In 1987, academic and political observer Chandra Muzaffar published a seminal work, Islamic Resurgence in Malaysia, analysing the rise of religiosity in Malaysian society and its impact on Malaysian social, economic and political life. The community's outlook was undergoing change: more urban dwellers wanted to be in touch with religious values, and this meant embracing conservative teachings. Chandra defined Islamic resurgence to mean “the endeavour to establish Islamic values, Islamic practices, Islamic institutions, Islamic laws, indeed Islam in its entirety, in the lives of Muslims everywhere. It is an attempt to re-create an Islamic ethos, an Islamic social order, at the vortex of which is the Islamic human being, guided by the Quran and Sunnah.” The causes were multifold. Malaysia was undergoing political and economic changes with Mahathir Mohamad taking over as the country's prime minister in 1981. The country was also undergoing rapid urbanization and industrialization, and those from the working class sought to strengthen their religious values so that they could have some form of spirituality to fall back on. Second, international events that seemingly oppressed the Islamic world—such as Arab wars, the Palestinian issue and the Soviet invasion of Afghanistan in 1979—led to Malaysian Muslims wanting to be part of the global ummah and to stand up against imperialists. Islamist literature is used to strengthen anti-colonial sentiments. The Iranian revolution of 1979 was also significant because it inspired many Muslims to believe the leadership of the ulama (Islamic religious elites) could generate social change. The Iranian revolution sparked interest in many Islamic societies, including Malaysia, because they saw Islam as a force to unite fragmented societies against the West and oppression. This also meant the ulama could lead a revolution and provide the necessary leadership to mitigate their hardships.

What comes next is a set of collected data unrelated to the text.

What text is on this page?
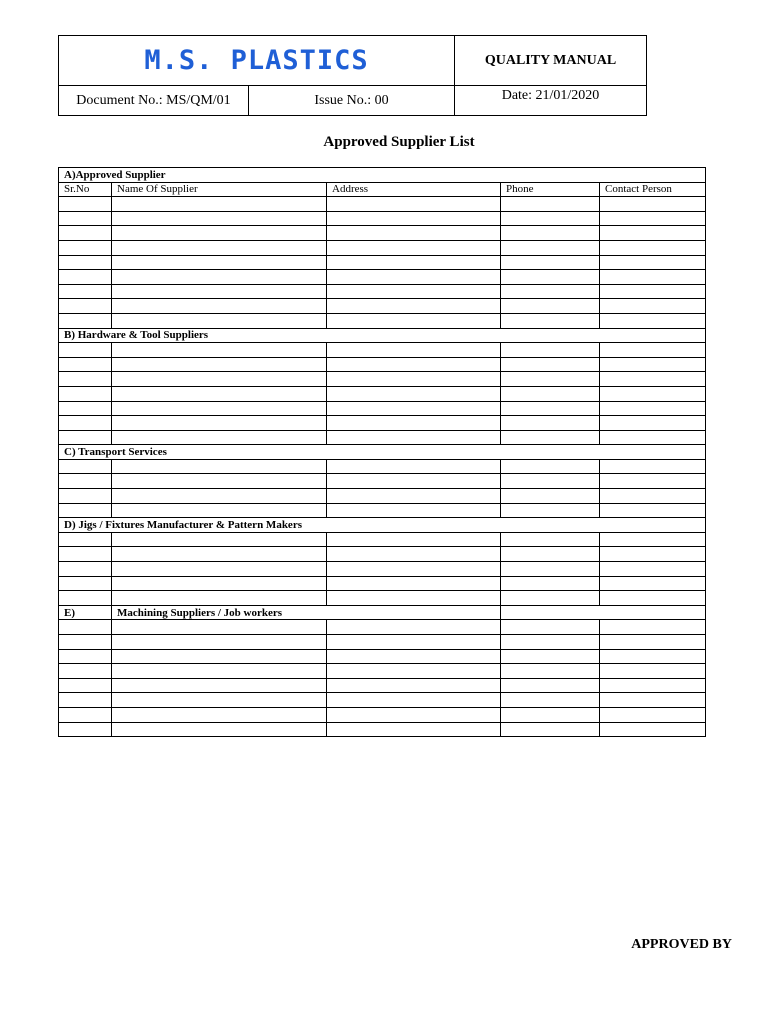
M.S. PLASTICS		QUALITY MANUAL
Document No.: MS/QM/01	Issue No.: 00	Date: 21/01/2020
Approved Supplier List
A)Approved Supplier				
Sr.No	Name Of Supplier	Address	Phone	Contact Person

B) Hardware & Tool Suppliers				

C) Transport Services				

D) Jigs / Fixtures Manufacturer & Pattern Makers				

E)	Machining Suppliers / Job workers			

APPROVED BY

In the 1980s and 1990s, Islamic institutions were built and expanded. While the Malaysian government intended to out-Islamize PAS (Islamic Party of Malaysia)—which was also undergoing reforms after infighting in the 1970s—some of these institutions supported Mahathir's procapitalistic, industrialization and development models. It was during this period that the state began to support Islamic finance, banking and the halal economy.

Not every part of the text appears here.